Adams's speech attacking Texas showed everyone, including the President, that annexation had become political dynamite. It was uproariously supported by most of the Northern press, and by Northern opinion generally. In the North, not only the Missouri Compromise but the idea of compromise itself was almost dead. One hope in the old South, and great fear in the North, was that Texas would open a great band of slave expansion through the Southwest. This opinion revealed an utter ignorance of geography: climate itself, and the Great Plains, made any such exp
ansion of the cotton kingdom impossible. With Anglo-Texas along the Brazos, chattel slavery had reached its natural geographic limits in the United States.
While Texan agents lobbied for recognition and continued to press their resolution for annexation, the matter was deferred for the elections of 1836. Van Buren was Jackson's man, but he was elected by such a small majority that the lame-duck President was hamstrung. Jackson still wanted to recognize Texas, but Van Buren's friends argued now that any such move would damage Van Buren's administration before it began. The hope of immediate annexation of Texas was completely gone, after Adams's stand; the distinguished Massachusetts Congressman spoke against Texas almost every day of the summer of 1836, and even the question of recognition of Texas's independence was very much in doubt.

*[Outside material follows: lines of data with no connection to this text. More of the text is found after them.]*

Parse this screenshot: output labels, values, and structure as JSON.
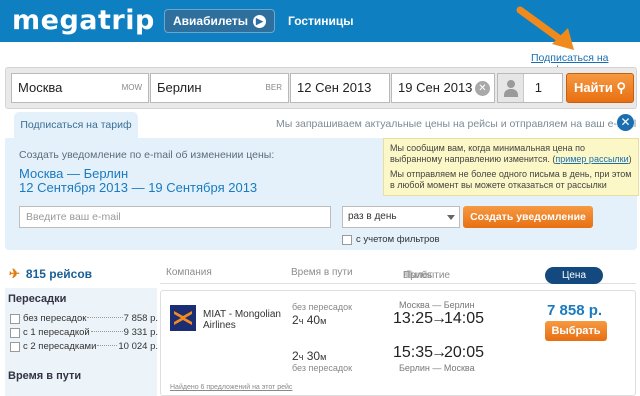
{
  "header": {
    "logo": "megatrip",
    "nav_flights": "Авиабилеты",
    "nav_hotels": "Гостиницы"
  },
  "subscribe_link": "Подписаться на тариф",
  "search": {
    "from": "Москва",
    "from_code": "MOW",
    "to": "Берлин",
    "to_code": "BER",
    "date_out": "12 Сен 2013",
    "date_back": "19 Сен 2013",
    "passengers": "1",
    "search_button": "Найти"
  },
  "subscription": {
    "tab_label": "Подписаться на тариф",
    "note": "Мы запрашиваем актуальные цены на рейсы и отправляем на ваш e-mail",
    "description": "Создать уведомление по e-mail об изменении цены:",
    "route": "Москва — Берлин",
    "dates": "12 Сентября 2013 — 19 Сентября 2013",
    "info_1": "Мы сообщим вам, когда минимальная цена по выбранному направлению изменится. (",
    "info_link": "пример рассылки",
    "info_1_end": ")",
    "info_2": "Мы отправляем не более одного письма в день, при этом в любой момент вы можете отказаться от рассылки",
    "email_placeholder": "Введите ваш e-mail",
    "frequency": "раз в день",
    "create_button": "Создать уведомление",
    "filters_label": "с учетом фильтров"
  },
  "results": {
    "count": "815 рейсов",
    "col_company": "Компания",
    "col_duration": "Время в пути",
    "col_departure": "Вылет",
    "col_arrival": "Прибытие",
    "col_price": "Цена"
  },
  "sidebar": {
    "stops_title": "Пересадки",
    "stops": [
      {
        "label": "без пересадок",
        "price": "7 858 р."
      },
      {
        "label": "с 1 пересадкой",
        "price": "9 331 р."
      },
      {
        "label": "с 2 пересадками",
        "price": "10 024 р."
      }
    ],
    "duration_title": "Время в пути"
  },
  "offer": {
    "airline": "MIAT - Mongolian Airlines",
    "seg1": {
      "stops": "без пересадок",
      "dur_h": "2",
      "dur_h_unit": "ч",
      "dur_m": "40",
      "dur_m_unit": "м",
      "route": "Москва — Берлин",
      "dep": "13:25",
      "arr": "14:05"
    },
    "seg2": {
      "stops": "без пересадок",
      "dur_h": "2",
      "dur_h_unit": "ч",
      "dur_m": "30",
      "dur_m_unit": "м",
      "route": "Берлин — Москва",
      "dep": "15:35",
      "arr": "20:05"
    },
    "price": "7 858 р.",
    "choose_button": "Выбрать",
    "found_note": "Найдено 6 предложений на этот рейс"
  },
  "colors": {
    "brand_blue": "#0e7fc0",
    "accent_orange": "#e86f12"
  }
}
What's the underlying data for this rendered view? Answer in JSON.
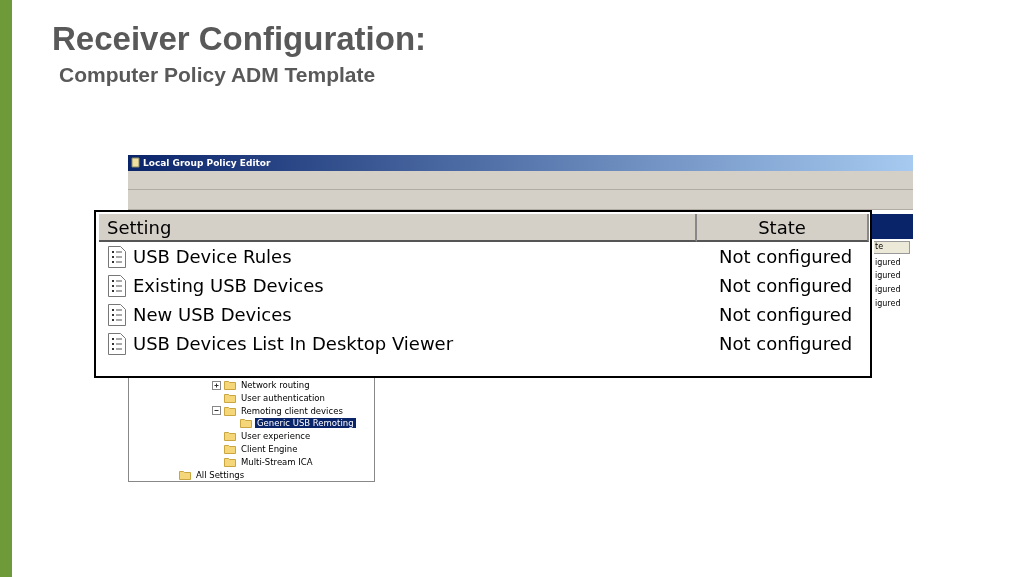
{
  "slide": {
    "title": "Receiver Configuration:",
    "subtitle": "Computer Policy ADM Template"
  },
  "window": {
    "title": "Local Group Policy Editor",
    "details_pane": {
      "column_header": "te",
      "cells": [
        "igured",
        "igured",
        "igured",
        "igured"
      ]
    },
    "tree_branch": [
      {
        "label": "Network routing",
        "expanded": false,
        "selected": false
      },
      {
        "label": "User authentication",
        "selected": false
      },
      {
        "label": "Remoting client devices",
        "expanded": true,
        "selected": false,
        "children": [
          {
            "label": "Generic USB Remoting",
            "selected": true
          }
        ]
      },
      {
        "label": "User experience",
        "selected": false
      },
      {
        "label": "Client Engine",
        "selected": false
      },
      {
        "label": "Multi-Stream ICA",
        "selected": false
      }
    ],
    "tree_root_items": [
      {
        "label": "All Settings",
        "selected": false
      }
    ]
  },
  "callout": {
    "columns": [
      "Setting",
      "State"
    ],
    "rows": [
      {
        "setting": "USB Device Rules",
        "state": "Not configured"
      },
      {
        "setting": "Existing USB Devices",
        "state": "Not configured"
      },
      {
        "setting": "New USB Devices",
        "state": "Not configured"
      },
      {
        "setting": "USB Devices List In Desktop Viewer",
        "state": "Not configured"
      }
    ]
  }
}
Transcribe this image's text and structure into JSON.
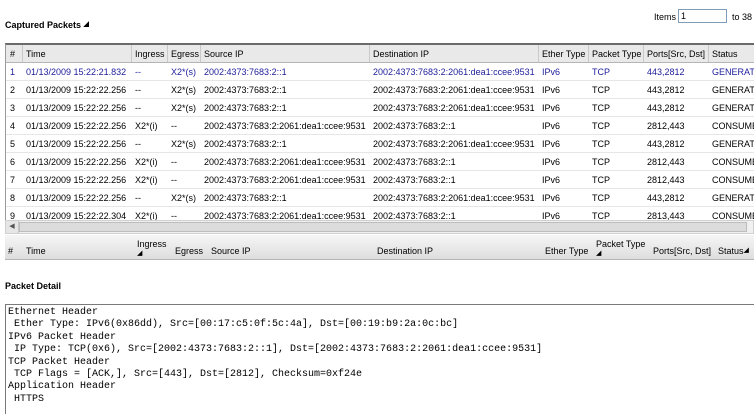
{
  "captured": {
    "title": "Captured Packets",
    "items_label": "Items",
    "items_value": "1",
    "items_to": "to 38"
  },
  "columns": [
    "#",
    "Time",
    "Ingress",
    "Egress",
    "Source IP",
    "Destination IP",
    "Ether Type",
    "Packet Type",
    "Ports[Src, Dst]",
    "Status"
  ],
  "rows": [
    [
      "1",
      "01/13/2009 15:22:21.832",
      "--",
      "X2*(s)",
      "2002:4373:7683:2::1",
      "2002:4373:7683:2:2061:dea1:ccee:9531",
      "IPv6",
      "TCP",
      "443,2812",
      "GENERATED"
    ],
    [
      "2",
      "01/13/2009 15:22:22.256",
      "--",
      "X2*(s)",
      "2002:4373:7683:2::1",
      "2002:4373:7683:2:2061:dea1:ccee:9531",
      "IPv6",
      "TCP",
      "443,2812",
      "GENERATED"
    ],
    [
      "3",
      "01/13/2009 15:22:22.256",
      "--",
      "X2*(s)",
      "2002:4373:7683:2::1",
      "2002:4373:7683:2:2061:dea1:ccee:9531",
      "IPv6",
      "TCP",
      "443,2812",
      "GENERATED"
    ],
    [
      "4",
      "01/13/2009 15:22:22.256",
      "X2*(i)",
      "--",
      "2002:4373:7683:2:2061:dea1:ccee:9531",
      "2002:4373:7683:2::1",
      "IPv6",
      "TCP",
      "2812,443",
      "CONSUMED"
    ],
    [
      "5",
      "01/13/2009 15:22:22.256",
      "--",
      "X2*(s)",
      "2002:4373:7683:2::1",
      "2002:4373:7683:2:2061:dea1:ccee:9531",
      "IPv6",
      "TCP",
      "443,2812",
      "GENERATED"
    ],
    [
      "6",
      "01/13/2009 15:22:22.256",
      "X2*(i)",
      "--",
      "2002:4373:7683:2:2061:dea1:ccee:9531",
      "2002:4373:7683:2::1",
      "IPv6",
      "TCP",
      "2812,443",
      "CONSUMED"
    ],
    [
      "7",
      "01/13/2009 15:22:22.256",
      "X2*(i)",
      "--",
      "2002:4373:7683:2:2061:dea1:ccee:9531",
      "2002:4373:7683:2::1",
      "IPv6",
      "TCP",
      "2812,443",
      "CONSUMED"
    ],
    [
      "8",
      "01/13/2009 15:22:22.256",
      "--",
      "X2*(s)",
      "2002:4373:7683:2::1",
      "2002:4373:7683:2:2061:dea1:ccee:9531",
      "IPv6",
      "TCP",
      "443,2812",
      "GENERATED"
    ],
    [
      "9",
      "01/13/2009 15:22:22.304",
      "X2*(i)",
      "--",
      "2002:4373:7683:2:2061:dea1:ccee:9531",
      "2002:4373:7683:2::1",
      "IPv6",
      "TCP",
      "2813,443",
      "CONSUMED"
    ]
  ],
  "selected_row": 0,
  "selected_color": "#1d1d9a",
  "secondary_header": {
    "num": "#",
    "time": "Time",
    "ingress": "Ingress",
    "egress": "Egress",
    "source": "Source IP",
    "destination": "Destination IP",
    "ether": "Ether Type",
    "packet": "Packet Type",
    "ports": "Ports[Src, Dst]",
    "status": "Status"
  },
  "detail": {
    "title": "Packet Detail",
    "lines": [
      "Ethernet Header",
      " Ether Type: IPv6(0x86dd), Src=[00:17:c5:0f:5c:4a], Dst=[00:19:b9:2a:0c:bc]",
      "IPv6 Packet Header",
      " IP Type: TCP(0x6), Src=[2002:4373:7683:2::1], Dst=[2002:4373:7683:2:2061:dea1:ccee:9531]",
      "TCP Packet Header",
      " TCP Flags = [ACK,], Src=[443], Dst=[2812], Checksum=0xf24e",
      "Application Header",
      " HTTPS"
    ]
  }
}
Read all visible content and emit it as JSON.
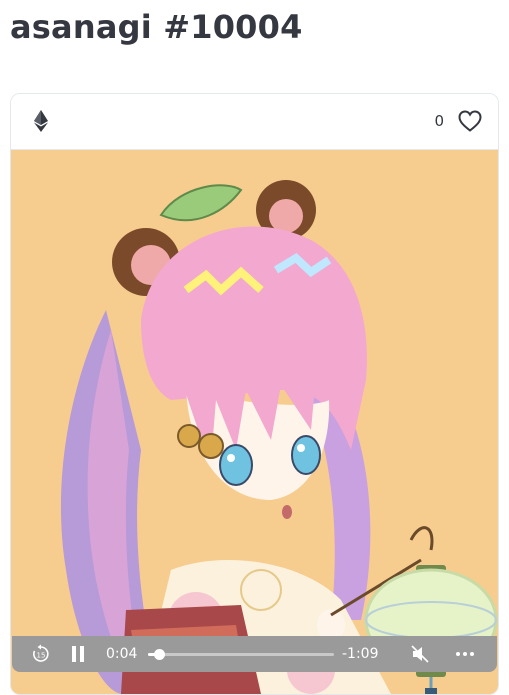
{
  "page": {
    "title": "asanagi #10004"
  },
  "card": {
    "chain_icon": "ethereum-icon",
    "favorites_count": "0",
    "favorite_icon": "heart-outline-icon",
    "image_alt": "Anime girl with pink and purple twin-tail hair and bear ears, wearing a floral kimono, holding a glowing paper lantern"
  },
  "player": {
    "rewind_icon": "rewind-15-icon",
    "rewind_label": "15",
    "pause_icon": "pause-icon",
    "elapsed": "0:04",
    "remaining": "-1:09",
    "progress": 0.057,
    "mute_icon": "muted-speaker-icon",
    "more_icon": "more-options-icon"
  },
  "colors": {
    "background": "#f6cd8f",
    "title_text": "#353840",
    "controls_bg": "#9a9a9a"
  }
}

Jackson's agent in Texas, Henry Morfit, sounded the local situation out in August and September 1836. Morfit reported back that Texas's best hope of continued independence lay in the "stupidity of the rulers of Mexico and the financial embarrassment of the Mexican government." Morfit was not impressed with Texas's prospects otherwise and advised the President to go slow. Jackson's Secretary of State, John Forsyth, was disturbed because Texas's referendum for annexation seemed to put the United States in a bad light. The quick vote for annexation seemed to show the whole revolution had been part of an expansionist plot. Forsyth advised Jackson not to recognize Texas, until Great Britain or some other major power did so first.